ここはブルーテンプルよりももう少し北にある陶器の工房。オーナーのソムラット・パンティブン氏は、唐津の名門「中里太郎右衛門窯」で修行され、たった一年で日展に入賞されたらしい。
工房では何人もの職人が作業をされていた。そしてふと見ると、年配の男性がおられて、その方がソムラット氏だった。
奥様は日本人だそうで、私たちが見学していると、日本語で話しかけて下さった。
私はオーストラリアに住んでいた時に、イギリスのアンティーク陶器にハマっていた。アンティークの店があればすぐに覗き、アンティーク市にもよく通ったものだ。知る人ぞ知るなのだが、イギリスのシェリーとスージークーパーというブランドのコーヒーカップを探し回っていた。
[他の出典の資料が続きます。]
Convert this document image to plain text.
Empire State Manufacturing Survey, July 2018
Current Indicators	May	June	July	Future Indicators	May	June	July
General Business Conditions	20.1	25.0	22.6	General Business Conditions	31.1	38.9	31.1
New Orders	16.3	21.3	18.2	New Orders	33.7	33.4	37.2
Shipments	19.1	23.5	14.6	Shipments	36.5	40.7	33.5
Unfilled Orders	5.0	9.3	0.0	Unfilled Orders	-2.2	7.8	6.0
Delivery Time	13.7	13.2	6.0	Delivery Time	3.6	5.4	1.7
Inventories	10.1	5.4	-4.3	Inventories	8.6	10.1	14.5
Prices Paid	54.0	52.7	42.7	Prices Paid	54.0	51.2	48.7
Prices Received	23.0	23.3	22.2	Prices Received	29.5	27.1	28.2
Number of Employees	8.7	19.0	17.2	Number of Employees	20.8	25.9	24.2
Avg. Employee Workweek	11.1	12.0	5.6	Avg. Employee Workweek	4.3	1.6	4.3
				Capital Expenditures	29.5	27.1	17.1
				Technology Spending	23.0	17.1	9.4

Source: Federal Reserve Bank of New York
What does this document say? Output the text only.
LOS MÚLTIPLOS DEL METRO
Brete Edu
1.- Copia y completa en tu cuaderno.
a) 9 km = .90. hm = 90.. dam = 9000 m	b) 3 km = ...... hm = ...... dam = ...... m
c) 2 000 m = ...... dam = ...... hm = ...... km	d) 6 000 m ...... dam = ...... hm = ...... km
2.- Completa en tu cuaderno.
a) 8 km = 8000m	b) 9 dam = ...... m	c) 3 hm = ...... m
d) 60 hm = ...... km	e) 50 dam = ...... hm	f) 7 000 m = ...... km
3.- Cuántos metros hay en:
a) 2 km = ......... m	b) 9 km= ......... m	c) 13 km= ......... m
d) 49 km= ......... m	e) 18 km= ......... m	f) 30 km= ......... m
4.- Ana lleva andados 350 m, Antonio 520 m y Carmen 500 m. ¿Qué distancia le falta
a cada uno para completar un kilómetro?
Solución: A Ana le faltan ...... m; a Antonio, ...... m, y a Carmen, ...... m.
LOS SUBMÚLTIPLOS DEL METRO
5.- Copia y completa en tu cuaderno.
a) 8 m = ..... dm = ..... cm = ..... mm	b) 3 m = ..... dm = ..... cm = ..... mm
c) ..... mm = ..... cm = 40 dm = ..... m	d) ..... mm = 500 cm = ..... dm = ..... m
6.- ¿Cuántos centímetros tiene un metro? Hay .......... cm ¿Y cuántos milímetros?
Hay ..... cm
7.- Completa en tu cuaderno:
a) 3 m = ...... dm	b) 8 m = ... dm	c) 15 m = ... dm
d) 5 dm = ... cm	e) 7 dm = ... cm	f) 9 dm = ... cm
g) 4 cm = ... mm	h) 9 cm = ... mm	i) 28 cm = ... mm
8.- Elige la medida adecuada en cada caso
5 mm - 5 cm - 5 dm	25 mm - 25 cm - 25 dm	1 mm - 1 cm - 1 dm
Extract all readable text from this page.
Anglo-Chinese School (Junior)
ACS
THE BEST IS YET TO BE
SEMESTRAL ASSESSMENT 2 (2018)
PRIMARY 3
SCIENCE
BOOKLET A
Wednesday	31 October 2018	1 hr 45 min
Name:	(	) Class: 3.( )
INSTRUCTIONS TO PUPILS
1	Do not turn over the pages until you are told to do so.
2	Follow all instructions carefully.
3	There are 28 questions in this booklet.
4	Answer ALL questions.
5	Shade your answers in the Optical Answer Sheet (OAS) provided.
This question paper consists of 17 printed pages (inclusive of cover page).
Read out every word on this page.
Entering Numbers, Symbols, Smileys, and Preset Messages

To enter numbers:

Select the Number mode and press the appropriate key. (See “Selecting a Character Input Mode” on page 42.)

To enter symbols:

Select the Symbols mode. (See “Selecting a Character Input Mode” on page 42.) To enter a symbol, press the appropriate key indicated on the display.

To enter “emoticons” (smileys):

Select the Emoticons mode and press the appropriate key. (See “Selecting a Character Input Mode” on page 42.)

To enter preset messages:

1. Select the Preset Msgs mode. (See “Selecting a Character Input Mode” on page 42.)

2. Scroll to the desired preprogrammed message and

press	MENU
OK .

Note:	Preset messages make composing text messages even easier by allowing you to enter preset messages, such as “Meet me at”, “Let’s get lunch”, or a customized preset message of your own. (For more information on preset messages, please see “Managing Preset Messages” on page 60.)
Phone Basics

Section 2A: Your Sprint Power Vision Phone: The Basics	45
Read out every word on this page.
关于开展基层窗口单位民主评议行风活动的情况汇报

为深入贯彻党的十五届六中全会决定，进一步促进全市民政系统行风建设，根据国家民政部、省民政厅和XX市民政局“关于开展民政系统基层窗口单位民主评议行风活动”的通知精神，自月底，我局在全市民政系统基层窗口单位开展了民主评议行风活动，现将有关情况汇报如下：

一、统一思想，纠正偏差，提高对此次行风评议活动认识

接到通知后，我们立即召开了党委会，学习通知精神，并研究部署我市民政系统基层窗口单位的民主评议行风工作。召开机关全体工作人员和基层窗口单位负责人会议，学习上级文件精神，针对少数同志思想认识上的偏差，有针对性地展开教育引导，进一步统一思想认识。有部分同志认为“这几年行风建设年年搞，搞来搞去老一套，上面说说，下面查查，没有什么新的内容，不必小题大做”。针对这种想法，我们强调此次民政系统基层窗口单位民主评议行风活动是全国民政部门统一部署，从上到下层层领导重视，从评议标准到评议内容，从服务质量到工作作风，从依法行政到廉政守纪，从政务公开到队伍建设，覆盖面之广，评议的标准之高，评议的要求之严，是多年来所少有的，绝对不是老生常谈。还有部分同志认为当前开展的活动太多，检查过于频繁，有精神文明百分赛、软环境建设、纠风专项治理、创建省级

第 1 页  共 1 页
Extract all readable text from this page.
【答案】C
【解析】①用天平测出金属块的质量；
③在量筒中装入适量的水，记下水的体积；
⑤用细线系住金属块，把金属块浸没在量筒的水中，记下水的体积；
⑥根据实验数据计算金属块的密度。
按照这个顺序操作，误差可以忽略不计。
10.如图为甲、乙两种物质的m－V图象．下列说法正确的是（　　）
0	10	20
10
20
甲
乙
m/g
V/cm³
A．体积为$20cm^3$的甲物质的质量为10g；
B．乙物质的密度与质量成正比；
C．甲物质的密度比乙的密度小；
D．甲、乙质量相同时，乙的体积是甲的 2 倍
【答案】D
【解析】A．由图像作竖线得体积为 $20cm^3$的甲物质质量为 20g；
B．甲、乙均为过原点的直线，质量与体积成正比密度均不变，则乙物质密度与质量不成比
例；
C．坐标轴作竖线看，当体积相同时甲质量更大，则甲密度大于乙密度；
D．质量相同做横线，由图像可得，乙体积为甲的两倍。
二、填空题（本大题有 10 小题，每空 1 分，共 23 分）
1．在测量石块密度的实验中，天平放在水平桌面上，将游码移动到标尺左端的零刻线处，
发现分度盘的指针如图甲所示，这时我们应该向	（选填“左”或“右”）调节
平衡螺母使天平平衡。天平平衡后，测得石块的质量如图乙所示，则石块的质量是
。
それらのアンティーク陶器は、日本の家の食器棚の中で眠ったまま。若い頃は、自分のものにしたくてたまらなかったのに、今、素敵な陶器を見ても、手に入れたいと思わなかった。これもがんになって、死について考えたからかもしれない。自分が死んだ後、ものが多ければ多いほど、娘が困ることになる。少し価値のあるものだからと言って、彼女が欲しいとは限らないし、捨てるわけにもいかず、きっと面倒をかけてしまうだろう。
また話が横に外れてしまった。でも美しいものは、その時の心の中に留めておこう。少なくとも写真をたくさん撮っているので、感動を思い出すことはできるだろう。